Review: Julie Albers’ enthralling cello solo heightens SPCO concert filled with grand sounds

The St. Paul Chamber Orchestra aims for the head, the soul and the heart in its latest concert, with three pieces of music that grapple with big questions, interrogate the spirits and channel great feeling. The orchestra performed the program at Shepherd of the Valley Lutheran Church on Thursday evening before heading to the Ordway Hall. With a mesmerizing solo by principal cellist Julie Albers, intriguing explorations of dissonance, recorded music and dialectic melodies, the music creates a moody, thoughtful evening.

The orchestra begins with Franz Joseph Haydn’s Symphony No. 22, known as “The Philosopher” Symphony. Its first movement was written as a dialogue between two French horns and two English horns, an instrument from the oboe family that had recently been invented when Haydn wrote the piece.

Principal oboe player Cassie Pilgrim, in her opening remarks, said the music was meant to be a conversation between the angels (the English horns) and mortals (French horns). “Haydn himself said it was like a conversation between God and an unrepentant sinner,” she said.

The melody is underscored by a series of pulsing broken chords, and the sound of a harpsichord adds a stately flourish.

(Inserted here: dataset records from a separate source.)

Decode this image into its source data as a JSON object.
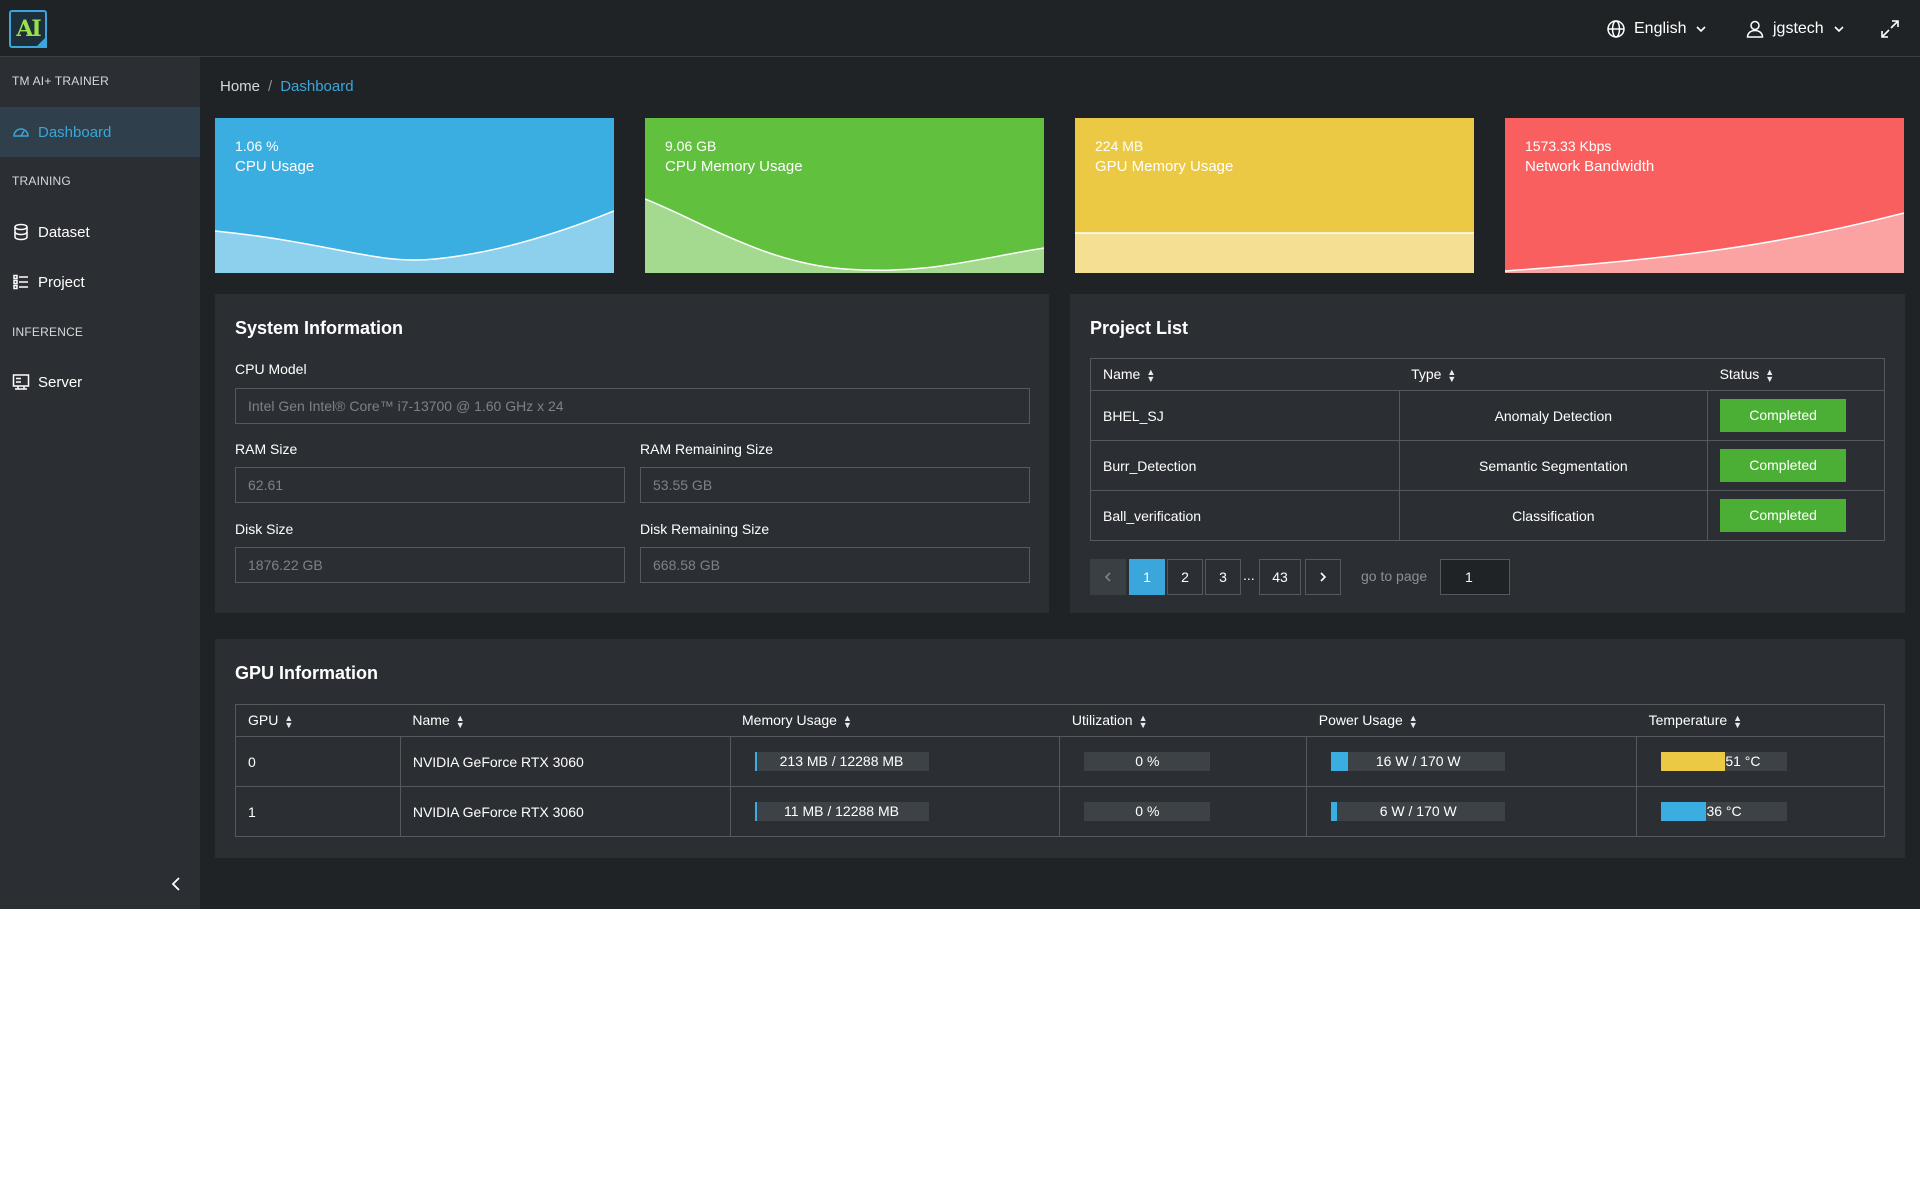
{
  "header": {
    "language": "English",
    "username": "jgstech",
    "logo_text": "AI"
  },
  "sidebar": {
    "app_section": "TM AI+ TRAINER",
    "training_section": "TRAINING",
    "inference_section": "INFERENCE",
    "items": [
      {
        "label": "Dashboard",
        "icon": "dashboard-icon",
        "active": true
      },
      {
        "label": "Dataset",
        "icon": "database-icon"
      },
      {
        "label": "Project",
        "icon": "list-icon"
      },
      {
        "label": "Server",
        "icon": "server-icon"
      }
    ]
  },
  "breadcrumb": {
    "home": "Home",
    "current": "Dashboard"
  },
  "stats": [
    {
      "value": "1.06 %",
      "label": "CPU Usage",
      "color": "#3aaee0"
    },
    {
      "value": "9.06 GB",
      "label": "CPU Memory Usage",
      "color": "#62c03f"
    },
    {
      "value": "224 MB",
      "label": "GPU Memory Usage",
      "color": "#ecc944"
    },
    {
      "value": "1573.33 Kbps",
      "label": "Network Bandwidth",
      "color": "#f95f5f"
    }
  ],
  "system_info": {
    "title": "System Information",
    "cpu_model_label": "CPU Model",
    "cpu_model": "Intel Gen Intel® Core™ i7-13700 @ 1.60 GHz x 24",
    "ram_size_label": "RAM Size",
    "ram_size": "62.61",
    "ram_remaining_label": "RAM Remaining Size",
    "ram_remaining": "53.55 GB",
    "disk_size_label": "Disk Size",
    "disk_size": "1876.22 GB",
    "disk_remaining_label": "Disk Remaining Size",
    "disk_remaining": "668.58 GB"
  },
  "project_list": {
    "title": "Project List",
    "columns": [
      "Name",
      "Type",
      "Status"
    ],
    "rows": [
      {
        "name": "BHEL_SJ",
        "type": "Anomaly Detection",
        "status": "Completed"
      },
      {
        "name": "Burr_Detection",
        "type": "Semantic Segmentation",
        "status": "Completed"
      },
      {
        "name": "Ball_verification",
        "type": "Classification",
        "status": "Completed"
      }
    ],
    "pagination": {
      "pages": [
        "1",
        "2",
        "3"
      ],
      "ellipsis": "...",
      "last_page": "43",
      "current": 1,
      "goto_label": "go to page",
      "goto_value": "1"
    }
  },
  "gpu_info": {
    "title": "GPU Information",
    "columns": [
      "GPU",
      "Name",
      "Memory Usage",
      "Utilization",
      "Power Usage",
      "Temperature"
    ],
    "rows": [
      {
        "gpu": "0",
        "name": "NVIDIA GeForce RTX 3060",
        "memory": "213 MB / 12288 MB",
        "memory_pct": 1.7,
        "utilization": "0 %",
        "utilization_pct": 0,
        "power": "16 W / 170 W",
        "power_pct": 9.4,
        "temperature": "51 °C",
        "temperature_pct": 51,
        "temperature_color": "#ecc944"
      },
      {
        "gpu": "1",
        "name": "NVIDIA GeForce RTX 3060",
        "memory": "11 MB / 12288 MB",
        "memory_pct": 0.1,
        "utilization": "0 %",
        "utilization_pct": 0,
        "power": "6 W / 170 W",
        "power_pct": 3.5,
        "temperature": "36 °C",
        "temperature_pct": 36,
        "temperature_color": "#3aaee0"
      }
    ],
    "bar_color": "#3aaee0"
  }
}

Ponderous and searching, the first movement lays way to the faster-paced Presto movements, with a flirtatious Menuetto (a French dance form) in between. Throughout, Pilgrim and fellow oboist Sarrah Bushara, along with horn players Matthew Wilson and Michael Petruconis, imbue the piece with a dynamic energy.

For the second piece, the SPCO performs “Magnum Ignotum,” (The Great Unknown). Written by Giya Kancheli, a composer born in the Soviet Republic of Georgia who moved to Germany and then Belgium after the dissolution of the Soviet Union, the work incorporates Georgian folk music recordings in its reflection of awe.

A solo chant opens the work, and the recorded singer is soon joined by bassoon and clarinet. Kancheli plays with dissonance in the music, yet a melancholy sweetness prevails throughout. Ten wind instruments and a double bass make up the orchestration, with bassist Zachary Cohen mimicking the sound of higher string instruments at times, as he plays at the very edge of the fingerboard.

Other recordings of vocal folk music are interspersed in the brooding piece filled with aching pauses, startling trills and echoes. It’s eerie, discordant music in search of the wild places beyond the reach of our understanding. It concludes with the mysterious sound of faraway bells.

Albers, who joined the faculty of the prestigious New England Conservatory in Boston earlier this year, had her powers on full display as she took on Edward Elgar’s Cello Concerto, in a new arrangement for chamber orchestra by Iain Farrington. Albers’ rich vibrato and expressive bowing made the music sing, and in the quick sections, her agile fingers moved through the notes with effortless grace.

The music has luxurious legato sections and boisterous cadenzas, plus intriguing pizzicato. Albers digs into the strings, almost shredding them like a heavy metal guitar at times.

A flop when it first premiered in 1919 due to lack of rehearsal time, Elgar’s Cello Concerto eventually became a beloved cello solo, in part because in capable hands, it’s a tour de force for the cellist. That’s what happens in the case of this performance.

If you go

Who: The Saint Paul Chamber Orchestra

What: Julie Albers plays Elgar’s Cello Concerto

When: 7 p.m. Saturday, Oct. 12

Where: The Ordway, 345 Washington St., St. Paul

Tickets: $16-$68

Accessibility: Elevators access all floors of Concert Hall, accessibility seating for all mobility devices (request when buying tickets); service animals welcome (inform ticket representative); listening units and large print available upon request. One single occupancy, accessible restroom in the Music Theater lobby. Ordway.org/accessibility-services.

Capsule: Julie Albers soars in this concert full of dissonance, meditation and feeling.